If the child is not deceased, there is a tendency to look at the major injury
component, observes Wetli. “Let’s say a broken arm, for example. You’re
getting your suspicions as to whether it’s an accidental injury versus a
twisting child abuse-type injury. If all the focus is on the major injury, you
have to stand back and look critically at the child for other subtle signs which
will build your case about child abuse.”
“If you have a broken arm, fine. We know the arm is going to be taken care
of,” continues Wetli. “But look at the frenulum of the upper lip — is it
ruptured? This would indicate that the kid was smacked in the mouth. Look for fingertip
bruises on the arms and the chest. Do a retinal examination and see if you can
find any retinal hemorrhages or evidence of prior retinal hemorrhages. These
need to be very carefully documented and photographed both by diagram and by
actual camera because in a couple of days, these things are going to be gone.

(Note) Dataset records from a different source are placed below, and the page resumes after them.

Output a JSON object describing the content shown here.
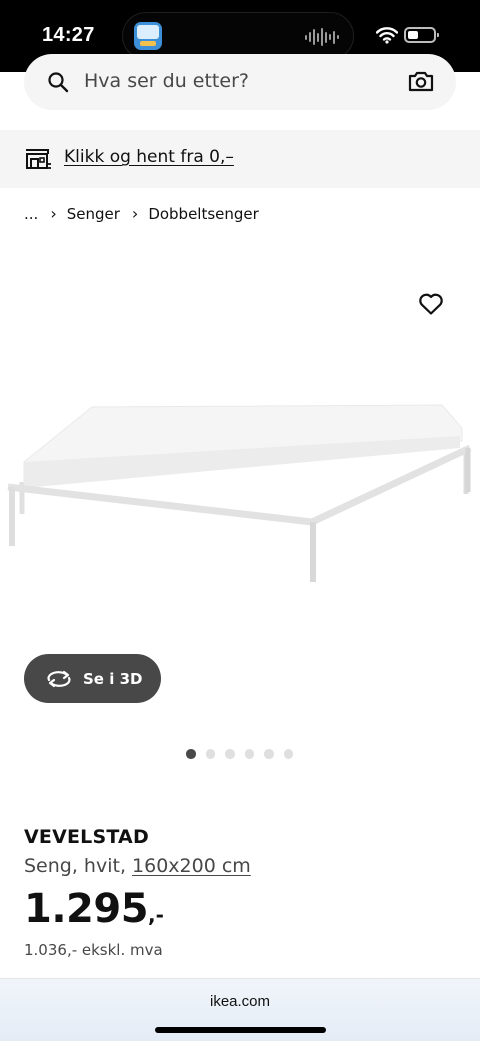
{
  "status_bar": {
    "time": "14:27",
    "icons": [
      "app-icon",
      "sound-wave-icon",
      "wifi-icon",
      "battery-icon"
    ]
  },
  "search": {
    "placeholder": "Hva ser du etter?",
    "icons": [
      "search-icon",
      "camera-icon"
    ]
  },
  "pickup_banner": {
    "icon": "store-icon",
    "link_text": "Klikk og hent fra 0,–"
  },
  "breadcrumb": {
    "ellipsis": "...",
    "separator": "›",
    "items": [
      "Senger",
      "Dobbeltsenger"
    ]
  },
  "gallery": {
    "favorite_icon": "heart-icon",
    "view_3d_label": "Se i 3D",
    "view_3d_icon": "rotate-icon",
    "image_count": 6,
    "active_index": 0
  },
  "product": {
    "name": "VEVELSTAD",
    "description": "Seng, hvit,",
    "size": "160x200 cm",
    "price": "1.295",
    "price_suffix": ",-",
    "price_ex_vat": "1.036,- ekskl. mva"
  },
  "browser": {
    "url": "ikea.com"
  },
  "colors": {
    "text_primary": "#111111",
    "text_secondary": "#484848",
    "surface_grey": "#f5f5f5",
    "button_dark": "#484848",
    "dot_inactive": "#dfdfdf"
  }
}
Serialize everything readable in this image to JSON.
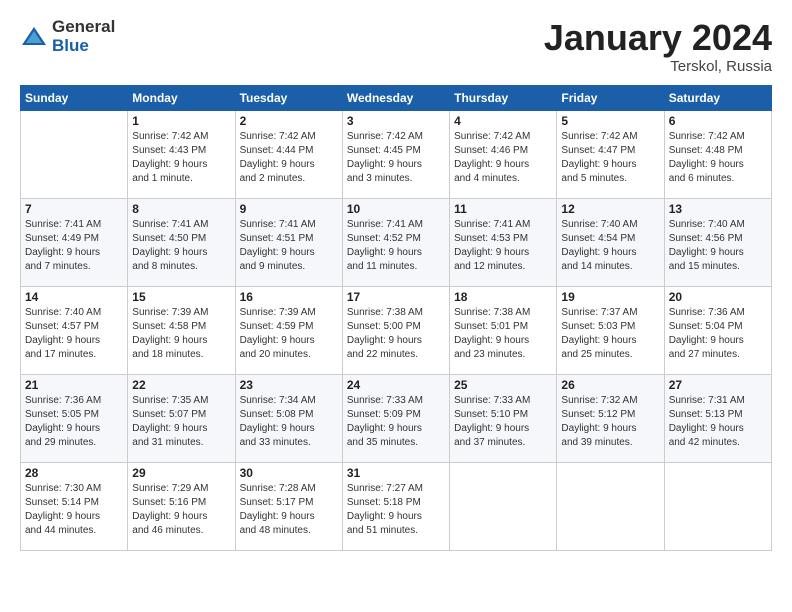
{
  "header": {
    "logo_general": "General",
    "logo_blue": "Blue",
    "month_title": "January 2024",
    "location": "Terskol, Russia"
  },
  "days_of_week": [
    "Sunday",
    "Monday",
    "Tuesday",
    "Wednesday",
    "Thursday",
    "Friday",
    "Saturday"
  ],
  "weeks": [
    [
      {
        "day": "",
        "info": ""
      },
      {
        "day": "1",
        "info": "Sunrise: 7:42 AM\nSunset: 4:43 PM\nDaylight: 9 hours\nand 1 minute."
      },
      {
        "day": "2",
        "info": "Sunrise: 7:42 AM\nSunset: 4:44 PM\nDaylight: 9 hours\nand 2 minutes."
      },
      {
        "day": "3",
        "info": "Sunrise: 7:42 AM\nSunset: 4:45 PM\nDaylight: 9 hours\nand 3 minutes."
      },
      {
        "day": "4",
        "info": "Sunrise: 7:42 AM\nSunset: 4:46 PM\nDaylight: 9 hours\nand 4 minutes."
      },
      {
        "day": "5",
        "info": "Sunrise: 7:42 AM\nSunset: 4:47 PM\nDaylight: 9 hours\nand 5 minutes."
      },
      {
        "day": "6",
        "info": "Sunrise: 7:42 AM\nSunset: 4:48 PM\nDaylight: 9 hours\nand 6 minutes."
      }
    ],
    [
      {
        "day": "7",
        "info": "Sunrise: 7:41 AM\nSunset: 4:49 PM\nDaylight: 9 hours\nand 7 minutes."
      },
      {
        "day": "8",
        "info": "Sunrise: 7:41 AM\nSunset: 4:50 PM\nDaylight: 9 hours\nand 8 minutes."
      },
      {
        "day": "9",
        "info": "Sunrise: 7:41 AM\nSunset: 4:51 PM\nDaylight: 9 hours\nand 9 minutes."
      },
      {
        "day": "10",
        "info": "Sunrise: 7:41 AM\nSunset: 4:52 PM\nDaylight: 9 hours\nand 11 minutes."
      },
      {
        "day": "11",
        "info": "Sunrise: 7:41 AM\nSunset: 4:53 PM\nDaylight: 9 hours\nand 12 minutes."
      },
      {
        "day": "12",
        "info": "Sunrise: 7:40 AM\nSunset: 4:54 PM\nDaylight: 9 hours\nand 14 minutes."
      },
      {
        "day": "13",
        "info": "Sunrise: 7:40 AM\nSunset: 4:56 PM\nDaylight: 9 hours\nand 15 minutes."
      }
    ],
    [
      {
        "day": "14",
        "info": "Sunrise: 7:40 AM\nSunset: 4:57 PM\nDaylight: 9 hours\nand 17 minutes."
      },
      {
        "day": "15",
        "info": "Sunrise: 7:39 AM\nSunset: 4:58 PM\nDaylight: 9 hours\nand 18 minutes."
      },
      {
        "day": "16",
        "info": "Sunrise: 7:39 AM\nSunset: 4:59 PM\nDaylight: 9 hours\nand 20 minutes."
      },
      {
        "day": "17",
        "info": "Sunrise: 7:38 AM\nSunset: 5:00 PM\nDaylight: 9 hours\nand 22 minutes."
      },
      {
        "day": "18",
        "info": "Sunrise: 7:38 AM\nSunset: 5:01 PM\nDaylight: 9 hours\nand 23 minutes."
      },
      {
        "day": "19",
        "info": "Sunrise: 7:37 AM\nSunset: 5:03 PM\nDaylight: 9 hours\nand 25 minutes."
      },
      {
        "day": "20",
        "info": "Sunrise: 7:36 AM\nSunset: 5:04 PM\nDaylight: 9 hours\nand 27 minutes."
      }
    ],
    [
      {
        "day": "21",
        "info": "Sunrise: 7:36 AM\nSunset: 5:05 PM\nDaylight: 9 hours\nand 29 minutes."
      },
      {
        "day": "22",
        "info": "Sunrise: 7:35 AM\nSunset: 5:07 PM\nDaylight: 9 hours\nand 31 minutes."
      },
      {
        "day": "23",
        "info": "Sunrise: 7:34 AM\nSunset: 5:08 PM\nDaylight: 9 hours\nand 33 minutes."
      },
      {
        "day": "24",
        "info": "Sunrise: 7:33 AM\nSunset: 5:09 PM\nDaylight: 9 hours\nand 35 minutes."
      },
      {
        "day": "25",
        "info": "Sunrise: 7:33 AM\nSunset: 5:10 PM\nDaylight: 9 hours\nand 37 minutes."
      },
      {
        "day": "26",
        "info": "Sunrise: 7:32 AM\nSunset: 5:12 PM\nDaylight: 9 hours\nand 39 minutes."
      },
      {
        "day": "27",
        "info": "Sunrise: 7:31 AM\nSunset: 5:13 PM\nDaylight: 9 hours\nand 42 minutes."
      }
    ],
    [
      {
        "day": "28",
        "info": "Sunrise: 7:30 AM\nSunset: 5:14 PM\nDaylight: 9 hours\nand 44 minutes."
      },
      {
        "day": "29",
        "info": "Sunrise: 7:29 AM\nSunset: 5:16 PM\nDaylight: 9 hours\nand 46 minutes."
      },
      {
        "day": "30",
        "info": "Sunrise: 7:28 AM\nSunset: 5:17 PM\nDaylight: 9 hours\nand 48 minutes."
      },
      {
        "day": "31",
        "info": "Sunrise: 7:27 AM\nSunset: 5:18 PM\nDaylight: 9 hours\nand 51 minutes."
      },
      {
        "day": "",
        "info": ""
      },
      {
        "day": "",
        "info": ""
      },
      {
        "day": "",
        "info": ""
      }
    ]
  ]
}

That can be very crucial because when you go into the judge three weeks
later, social services goes in and says, ‘We think this child should be
removed from the home, and here are the photographs as to why.’ That’s going
to help you an awful lot.”
Accidents certainly do occur, says Wetli. “There is always the tendency to
assume that the parents are the grieving parents of the child, when in fact,
they may have been the murderer of the child.”